The competition is designed to encourage the next generation of engineers and scientists and give them the opportunity to learn about Science, Technology, Engineering, and Mathematics (STEM) careers. Kids are exposed to science, technology, and engineering through a forum that allows for fun, learning, team building, and "CoopertitionTM" (a hybrid of cooperation and competition).

  • Lego Competition
  • Lego Competition
  • Lego Competition
  • Lego Competition
  • Lego Competition
  • Lego Competition

Founded in 1989 by Segway inventor Dean Kamen, FIRST (http://www.usfirst.org/) works to increase self-confidence, knowledge, leadership skills, and life skills in today's young people while encouraging them to pursue educational opportunities and careers in STEM fields. This year, about 145,000 elementary and middle school students worldwide will compete in approximately 475 qualifying FIRST tournaments (APL's robotics challenge was one of them), leading to a world championship in Atlanta, GA, this spring.

 

Nearly 40 APL staff members and another dozen or so volunteers from local organizations, recruited by Duncan Brown of APL's National Security Analysis Department, joined the more than 90,000 volunteers throughout the country who support this critical education effort. The volunteers served as judges and referees, helped with setup and registration, guided teams throughout the day, and pitched in wherever needed.

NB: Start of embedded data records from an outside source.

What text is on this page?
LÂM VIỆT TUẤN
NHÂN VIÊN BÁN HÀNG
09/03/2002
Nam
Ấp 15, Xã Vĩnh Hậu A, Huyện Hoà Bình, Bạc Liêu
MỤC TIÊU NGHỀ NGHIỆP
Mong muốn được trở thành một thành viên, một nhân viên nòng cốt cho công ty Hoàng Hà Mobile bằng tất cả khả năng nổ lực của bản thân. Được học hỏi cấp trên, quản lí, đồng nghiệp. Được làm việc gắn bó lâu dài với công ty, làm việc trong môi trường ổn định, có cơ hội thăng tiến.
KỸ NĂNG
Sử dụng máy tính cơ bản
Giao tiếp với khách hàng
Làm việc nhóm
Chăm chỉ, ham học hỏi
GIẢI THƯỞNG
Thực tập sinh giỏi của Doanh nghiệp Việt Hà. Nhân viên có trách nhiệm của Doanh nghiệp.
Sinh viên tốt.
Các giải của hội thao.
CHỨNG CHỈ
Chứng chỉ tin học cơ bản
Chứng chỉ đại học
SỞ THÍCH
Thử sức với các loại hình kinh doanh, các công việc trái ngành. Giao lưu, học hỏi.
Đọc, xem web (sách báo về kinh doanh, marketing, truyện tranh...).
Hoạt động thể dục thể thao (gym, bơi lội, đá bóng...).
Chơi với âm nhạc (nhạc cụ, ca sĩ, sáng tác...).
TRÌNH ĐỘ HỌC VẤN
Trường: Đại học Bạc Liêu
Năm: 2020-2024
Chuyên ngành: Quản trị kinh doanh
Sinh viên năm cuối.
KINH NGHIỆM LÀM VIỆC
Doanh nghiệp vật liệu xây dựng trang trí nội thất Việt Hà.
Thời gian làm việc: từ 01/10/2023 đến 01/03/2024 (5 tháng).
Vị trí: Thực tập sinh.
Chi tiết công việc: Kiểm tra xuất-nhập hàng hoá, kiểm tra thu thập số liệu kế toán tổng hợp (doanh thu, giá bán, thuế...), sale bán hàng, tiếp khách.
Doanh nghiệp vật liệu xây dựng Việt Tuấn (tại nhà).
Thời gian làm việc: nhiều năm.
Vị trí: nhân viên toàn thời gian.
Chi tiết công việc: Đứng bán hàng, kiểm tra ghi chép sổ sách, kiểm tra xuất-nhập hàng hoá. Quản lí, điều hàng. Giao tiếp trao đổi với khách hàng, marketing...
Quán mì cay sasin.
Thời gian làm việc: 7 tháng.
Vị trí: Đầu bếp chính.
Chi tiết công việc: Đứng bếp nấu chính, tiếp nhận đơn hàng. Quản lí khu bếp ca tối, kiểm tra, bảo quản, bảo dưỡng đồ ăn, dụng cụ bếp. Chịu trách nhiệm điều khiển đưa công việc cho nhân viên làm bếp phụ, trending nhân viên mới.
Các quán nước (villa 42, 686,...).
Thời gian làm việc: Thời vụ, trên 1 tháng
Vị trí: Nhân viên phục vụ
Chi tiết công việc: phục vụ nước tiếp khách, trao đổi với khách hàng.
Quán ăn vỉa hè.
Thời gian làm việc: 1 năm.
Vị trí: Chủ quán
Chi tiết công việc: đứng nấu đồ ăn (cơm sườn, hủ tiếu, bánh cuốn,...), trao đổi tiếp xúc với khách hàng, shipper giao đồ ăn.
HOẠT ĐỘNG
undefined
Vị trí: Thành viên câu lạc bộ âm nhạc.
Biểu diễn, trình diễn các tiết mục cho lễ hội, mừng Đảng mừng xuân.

The event was a smashing success, as evidenced by the following remarks from participants:

"Many of our team members said they had, ‘the best day of their lives.'"

"I have been a participant (coach/mentor, judge) when I was a middle school teacher for 8 years. Out of all the events I have ever attended, APL's event was the best. You did a fantastic job! Your staff and judges were fantastic. Everybody was in a super mood to collaborate ideas and learn how others went about solving problems by programming and building their NXT robots. Everyone had a smile on their face, and it lasted all day!

Event organizer Brown noted that the event "completely met our metrics for success. There were a lot of smiling faces on kids who may go on to be mathematicians, engineers, or scientists someday. We received a lot of compliments about the quality of the event and our volunteers, and this type of event is exactly the kind of thing that JHU and APL should be sponsoring."